# Thread: A really simple integration...

1. ## A really simple integration...

Find the particular solution for dy/dx=(y-5)/x, using the point y(0)=7

I got y-5=Ax (or ln(y-5)=ln(x)+c)

For both of which there is no way to find A or c...I had this question in a test, and wrote it was impossible to find the particular solution with the given point (I believe the examiner made an error..) am I correct?

For both of which there is no way to find A or c...I had this question in a test, and wrote it was impossible to find the particular solution with the given point (I believe the examiner made an error..) am I correct?
You are wrong, you need to use y(0)=7 to find A or c.

Do you follow?

3. Yea...and when you sub x=0 into ln(x) you get an error...and 7-5 doesnt = 0*A...so....

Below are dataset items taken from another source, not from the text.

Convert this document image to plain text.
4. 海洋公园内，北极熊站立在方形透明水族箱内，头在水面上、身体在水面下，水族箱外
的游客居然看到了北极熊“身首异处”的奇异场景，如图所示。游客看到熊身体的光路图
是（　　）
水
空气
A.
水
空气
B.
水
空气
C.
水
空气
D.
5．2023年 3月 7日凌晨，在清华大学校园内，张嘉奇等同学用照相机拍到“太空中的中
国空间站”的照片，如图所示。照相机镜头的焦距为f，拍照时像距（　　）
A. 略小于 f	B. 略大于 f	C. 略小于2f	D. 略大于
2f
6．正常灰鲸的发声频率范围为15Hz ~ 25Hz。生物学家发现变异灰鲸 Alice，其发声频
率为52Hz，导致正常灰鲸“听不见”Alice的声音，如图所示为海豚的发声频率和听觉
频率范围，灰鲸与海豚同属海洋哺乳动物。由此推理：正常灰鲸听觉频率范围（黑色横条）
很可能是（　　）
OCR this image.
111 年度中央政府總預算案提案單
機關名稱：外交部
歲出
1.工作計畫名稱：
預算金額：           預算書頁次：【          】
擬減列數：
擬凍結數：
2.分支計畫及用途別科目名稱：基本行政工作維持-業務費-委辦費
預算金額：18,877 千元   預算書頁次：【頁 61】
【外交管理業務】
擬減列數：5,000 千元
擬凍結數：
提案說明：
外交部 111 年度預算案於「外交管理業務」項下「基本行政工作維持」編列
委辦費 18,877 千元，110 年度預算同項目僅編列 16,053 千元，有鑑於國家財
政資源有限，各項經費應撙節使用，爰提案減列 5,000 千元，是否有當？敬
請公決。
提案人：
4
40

4. The DE can be written as...

$\displaystyle x y' - y = - 5$ (1)

... so that it is a linear first order DE. Neccessary condition to have a solution is that the coefficient of the term y' doesn't vanish... but the 'initial condition' is for $\displaystyle x=0$ so that that isn't verified...

Kind regards

$\displaystyle \chi$ $\displaystyle \sigma$

5. ... but if we swap the x and y variables the DE becomes...

$\displaystyle x'= \frac{x}{y-5}$ , $\displaystyle x(7)=0$ (1)

... the solution of which is $\displaystyle x=0$... very easy ...

Kind regards

$\displaystyle \chi$ $\displaystyle \sigma$